Members Get Up-close Look at Fungi Kingdom

Author: Whidbey Camano Land Trust | 11/19/19
       

2019 Fungi Tour

Kyle Ostermick-Durkee, our stewardship specialist, shows Land Trust members a chanterelle mushroom during his walk and talk with fungi tour on North Whidbey on October 26, 2019.

Land Trust members absorb information during popular tour

Fungi are fascinating, but they can be kind of sneaky too.

Kyle Ostermick-Durkee, our stewardship specialist, discovered that when he led a group of Land Trust members down a wooded trail on North Whidbey Island recently. Kyle was just wrapping up his talk about fungi when he noticed a pair of mushrooms barely popping out of the forest floor at the edge of the trail.
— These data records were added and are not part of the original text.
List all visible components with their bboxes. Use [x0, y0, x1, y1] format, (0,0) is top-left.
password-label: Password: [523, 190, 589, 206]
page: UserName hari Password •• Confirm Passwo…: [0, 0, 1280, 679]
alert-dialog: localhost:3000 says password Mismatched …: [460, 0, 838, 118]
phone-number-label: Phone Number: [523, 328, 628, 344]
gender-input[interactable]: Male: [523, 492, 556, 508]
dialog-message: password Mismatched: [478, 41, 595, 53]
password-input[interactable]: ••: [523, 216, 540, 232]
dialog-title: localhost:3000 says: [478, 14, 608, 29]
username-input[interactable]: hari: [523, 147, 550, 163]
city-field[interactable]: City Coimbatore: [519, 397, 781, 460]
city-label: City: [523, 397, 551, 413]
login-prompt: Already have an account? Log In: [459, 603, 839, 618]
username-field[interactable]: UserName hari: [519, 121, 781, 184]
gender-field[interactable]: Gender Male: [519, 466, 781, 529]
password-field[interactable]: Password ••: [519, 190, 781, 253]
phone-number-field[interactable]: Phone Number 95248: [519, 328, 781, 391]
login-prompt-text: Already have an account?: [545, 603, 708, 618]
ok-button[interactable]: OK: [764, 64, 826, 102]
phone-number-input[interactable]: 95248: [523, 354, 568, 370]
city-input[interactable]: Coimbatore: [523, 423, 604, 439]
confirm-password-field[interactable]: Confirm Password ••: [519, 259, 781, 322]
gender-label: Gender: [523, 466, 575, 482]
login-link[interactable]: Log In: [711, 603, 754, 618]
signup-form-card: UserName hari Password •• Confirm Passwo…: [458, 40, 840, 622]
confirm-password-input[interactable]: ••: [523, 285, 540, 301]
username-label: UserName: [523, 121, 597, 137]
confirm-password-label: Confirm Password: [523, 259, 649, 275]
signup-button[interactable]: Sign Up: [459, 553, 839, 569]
He hadn’t see them the first time the group passed that section of trail.

2019 Fungi Tour

A mushroom found during the Land Trust’s fungi tour on North Whidbey on October 26, 2019.

“Oh, yeah!” Kyle said, holding up a matsutake mushroom, prized in Asian cuisine for its spicy aromatic qualities. “We have to show the others. These are the find of the day!” Before long nearly all 17 members who came out that late October morning got a whiff of the mushroom’s spicy scent.

The Land Trust offers more than a dozen guided tours to members each year, usually on or near properties you’ve helped protect. The fungi tour is always one of the most popular.
This year, members were eager to learn about the important roles fungi play in the forest ecosystem.

They saw evidence how fungi break down organic material. They listened to Kyle explain how fungi help other plants absorb nutrients from the soil. Kyle also taught identifying features of mushrooms, where to find them, and other fungal facts.

By the end of the two-hour tour, the group had encountered at least a dozen different types of mushrooms, ranging from shaggy manes to chanterelles. But they saved the best for last.

“That’s the first time I’ve ever found a matsutake,” Kyle exclaimed.